MADRID, 30 de julio. En un giro inesperado de los acontecimientos, Ucrania ha puesto el dedo en la llaga tras el reciente episodio vivido en Polonia. Un misil ruso ha cruzado la frontera y ha aterrizado en territorio polaco, recordándonos que la amenaza sigue latente. El ministro de Exteriores ucraniano, Andri Sibiga, no ha dudado en expresar su preocupación a través de las redes sociales, subrayando que «un misil de crucero ruso Kh-101 violó el espacio aéreo de la OTAN como parte del ataque masivo contra Ucrania».
La llamada a la acción
Sibiga no se ha guardado nada y ha enfatizado que este incidente es una clara señal de que es momento de reforzar urgentemente las defensas aéreas de Kiev.

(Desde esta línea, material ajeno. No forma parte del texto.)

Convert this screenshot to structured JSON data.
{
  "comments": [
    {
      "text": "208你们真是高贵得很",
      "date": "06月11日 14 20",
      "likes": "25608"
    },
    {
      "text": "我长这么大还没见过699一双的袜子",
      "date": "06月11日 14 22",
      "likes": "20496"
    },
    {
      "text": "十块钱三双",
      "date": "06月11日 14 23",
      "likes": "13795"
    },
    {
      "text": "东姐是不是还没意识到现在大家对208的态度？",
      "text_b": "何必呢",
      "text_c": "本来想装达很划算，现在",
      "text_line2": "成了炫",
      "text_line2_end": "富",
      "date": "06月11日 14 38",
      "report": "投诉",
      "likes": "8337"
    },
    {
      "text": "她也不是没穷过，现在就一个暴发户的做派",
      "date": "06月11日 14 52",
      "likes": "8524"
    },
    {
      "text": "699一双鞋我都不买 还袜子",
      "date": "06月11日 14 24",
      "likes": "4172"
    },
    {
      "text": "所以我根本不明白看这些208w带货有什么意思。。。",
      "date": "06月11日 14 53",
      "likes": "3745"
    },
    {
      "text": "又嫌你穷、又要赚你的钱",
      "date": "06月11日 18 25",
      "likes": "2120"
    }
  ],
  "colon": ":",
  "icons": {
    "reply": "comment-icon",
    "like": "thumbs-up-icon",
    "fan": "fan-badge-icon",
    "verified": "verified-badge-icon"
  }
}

La situación es crítica; solo esa noche Rusia lanzó un total escalofriante de 74 misiles y cientos de drones sobre Ucrania. «Este criminal de guerra, Putin, sigue atacando sin piedad a mujeres y niños», añadió con indignación.

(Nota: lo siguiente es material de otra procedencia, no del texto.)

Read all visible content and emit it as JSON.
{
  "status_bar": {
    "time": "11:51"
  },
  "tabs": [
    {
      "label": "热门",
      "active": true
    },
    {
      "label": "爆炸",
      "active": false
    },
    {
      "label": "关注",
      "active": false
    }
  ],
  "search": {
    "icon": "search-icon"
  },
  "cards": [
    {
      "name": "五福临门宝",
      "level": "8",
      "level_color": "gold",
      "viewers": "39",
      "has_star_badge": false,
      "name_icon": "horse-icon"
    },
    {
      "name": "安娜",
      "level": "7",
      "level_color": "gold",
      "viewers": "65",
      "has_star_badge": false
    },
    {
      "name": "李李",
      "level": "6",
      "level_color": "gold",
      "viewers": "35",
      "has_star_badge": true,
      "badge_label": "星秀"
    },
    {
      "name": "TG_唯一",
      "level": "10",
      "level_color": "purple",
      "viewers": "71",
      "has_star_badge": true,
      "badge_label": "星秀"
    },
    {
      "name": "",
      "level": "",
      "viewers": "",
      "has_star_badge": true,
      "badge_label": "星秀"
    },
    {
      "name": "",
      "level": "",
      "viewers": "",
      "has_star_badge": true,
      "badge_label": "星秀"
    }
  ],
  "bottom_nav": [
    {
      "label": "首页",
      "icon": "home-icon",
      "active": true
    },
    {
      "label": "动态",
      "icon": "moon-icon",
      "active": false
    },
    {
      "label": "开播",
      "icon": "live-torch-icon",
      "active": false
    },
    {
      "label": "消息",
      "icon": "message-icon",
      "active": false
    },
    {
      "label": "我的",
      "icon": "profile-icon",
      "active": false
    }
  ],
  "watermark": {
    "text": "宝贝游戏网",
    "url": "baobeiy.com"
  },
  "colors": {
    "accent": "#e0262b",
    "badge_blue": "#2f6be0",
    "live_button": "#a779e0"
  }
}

El presidente Volodimir Zelenski también alzó su voz este jueves para lamentar la falta de proyectiles necesarios para proteger a su país ante tal agresión. En medio del caos, ocho vidas se perdieron durante esta última ofensiva rusa, que incluyó más de 280 drones y más de 70 misiles según las autoridades ucranianas. Es hora de actuar; ¿hasta cuándo vamos a seguir ignorando lo evidente?